The Dow Jones Industrial Average was flat, while the broad-based S&P 500 and the tech-heavy Nasdaq Composite Index both rose.
"The market is up, but it's not broadly based, and I think more so due to the M&A that we got this morning," said Peter Cardillo of Spartan Capital Securities.
Japan's Nippon Steel agreed to buy US Steel Corp for $14.1 billion, the companies announced on Monday, sparking criticism about the firm's ownership in an industry crucial to US national security.
US Steel's share price surged more than 26 percent following the announcement.
Meantime, comments from three senior US Fed officials pointed to a mix of both optimism and concern, amid a market rally fueled largely by speculation the US central bank will soon begin cutting interest rates.
The Fed voted to hold its key lending rate steady at a meeting last week and penciled in three interest rate cuts for next year.
In an interview published Monday, San Francisco Fed President Mary Daly told the Wall Street Journal that she thought interest-rate policy was in a "good place" to bring inflation down to the Fed's long-term target of two percent.

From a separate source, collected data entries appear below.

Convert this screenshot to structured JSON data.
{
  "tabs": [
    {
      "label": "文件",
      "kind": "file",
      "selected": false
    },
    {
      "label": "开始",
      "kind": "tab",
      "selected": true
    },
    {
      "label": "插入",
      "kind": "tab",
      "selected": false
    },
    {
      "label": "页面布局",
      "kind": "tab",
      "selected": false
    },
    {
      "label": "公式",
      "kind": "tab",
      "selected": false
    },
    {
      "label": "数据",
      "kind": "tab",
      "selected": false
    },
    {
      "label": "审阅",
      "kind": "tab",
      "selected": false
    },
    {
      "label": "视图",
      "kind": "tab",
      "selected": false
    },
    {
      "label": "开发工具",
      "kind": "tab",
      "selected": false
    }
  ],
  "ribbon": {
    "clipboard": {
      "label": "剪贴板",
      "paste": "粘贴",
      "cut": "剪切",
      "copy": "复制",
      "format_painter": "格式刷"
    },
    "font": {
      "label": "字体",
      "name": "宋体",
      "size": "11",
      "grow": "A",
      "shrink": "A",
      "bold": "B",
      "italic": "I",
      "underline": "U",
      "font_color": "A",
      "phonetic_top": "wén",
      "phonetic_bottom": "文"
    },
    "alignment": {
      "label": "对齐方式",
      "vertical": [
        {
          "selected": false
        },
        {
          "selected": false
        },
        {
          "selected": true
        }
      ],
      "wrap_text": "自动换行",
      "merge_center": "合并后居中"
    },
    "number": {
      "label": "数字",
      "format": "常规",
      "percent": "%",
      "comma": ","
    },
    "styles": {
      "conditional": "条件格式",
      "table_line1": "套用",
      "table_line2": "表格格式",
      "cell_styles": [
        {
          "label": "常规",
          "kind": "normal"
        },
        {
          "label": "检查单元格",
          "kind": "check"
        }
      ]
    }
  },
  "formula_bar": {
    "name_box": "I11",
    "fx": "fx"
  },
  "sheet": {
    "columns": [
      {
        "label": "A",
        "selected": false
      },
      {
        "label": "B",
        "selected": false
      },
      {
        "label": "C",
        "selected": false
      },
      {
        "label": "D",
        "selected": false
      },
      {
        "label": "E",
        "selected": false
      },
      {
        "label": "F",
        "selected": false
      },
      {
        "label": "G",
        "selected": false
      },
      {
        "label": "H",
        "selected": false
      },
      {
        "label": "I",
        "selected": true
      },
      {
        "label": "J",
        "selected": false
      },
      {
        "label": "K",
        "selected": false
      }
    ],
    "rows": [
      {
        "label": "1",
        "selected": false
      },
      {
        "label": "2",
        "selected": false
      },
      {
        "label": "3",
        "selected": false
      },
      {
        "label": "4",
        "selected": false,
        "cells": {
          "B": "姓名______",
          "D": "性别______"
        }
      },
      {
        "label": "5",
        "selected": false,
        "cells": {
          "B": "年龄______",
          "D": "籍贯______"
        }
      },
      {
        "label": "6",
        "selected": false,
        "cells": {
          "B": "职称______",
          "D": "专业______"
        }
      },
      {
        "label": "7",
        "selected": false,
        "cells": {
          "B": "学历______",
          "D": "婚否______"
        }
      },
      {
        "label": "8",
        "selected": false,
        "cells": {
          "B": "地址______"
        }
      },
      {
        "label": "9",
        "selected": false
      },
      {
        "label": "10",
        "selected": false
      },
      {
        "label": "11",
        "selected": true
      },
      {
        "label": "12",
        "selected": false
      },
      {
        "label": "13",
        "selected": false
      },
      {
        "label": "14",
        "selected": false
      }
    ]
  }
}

"We're acknowledging progress when progress is there," said Daly, an incoming voter on the Fed's rate-setting committee.
"The markets are a little bit ahead," Cleveland Fed President Loretta Mester told the Financial Times in another interview published Monday.
"They jumped to the end part, which is 'We're going to normalize quickly', and I don't see that," added Mester, who will also become a voting member of the Fed's rate-setting committee from January.
But Chicago Fed President Austan Goolsbee said he was confused by the strong market reaction since the Fed's decision.
Goolsbee will lose his vote on the Fed's rate-setting committee at the end of the year, along with the presidents of the Minneapolis, Philadelphia, and Dallas Fed banks.
In Europe, all major stock indexes closed lower following a surge in oil prices on concerns about Red Sea Shipping.
Yemen's Iran-backed Huthi rebels said Monday that they had attacked two "Israeli-linked" vessels in the Red Sea, the latest in a flurry of drone and missile strikes on vessels entering the waters aimed at pressuring Israel over its war with Hamas in the Gaza Strip.
Five of the world's six largest shipping companies have announced they will not send ships through the Red Sea. On Monday, British oil giant BP and Taiwan's Evergreen became the latest to suspend transit.
Ships must travel through the Red Sea to use the Suez Canal, a key transit route for cargo and oil.
In response to the attacks, the United States on Monday announced a 10-nation coalition against Huthi attacks.
"These suspensions mean that cargos face a lengthy diversion around the Horn of Africa which will add significant costs to company supply chains, as well as having significant inflationary impacts," said market analyst Michael Hewson at CMC Markets.
Investors are also keeping tabs on the Bank of Japan's meeting this week, though speculation it will shift away from a policy of not hiking rates has faded in recent weeks.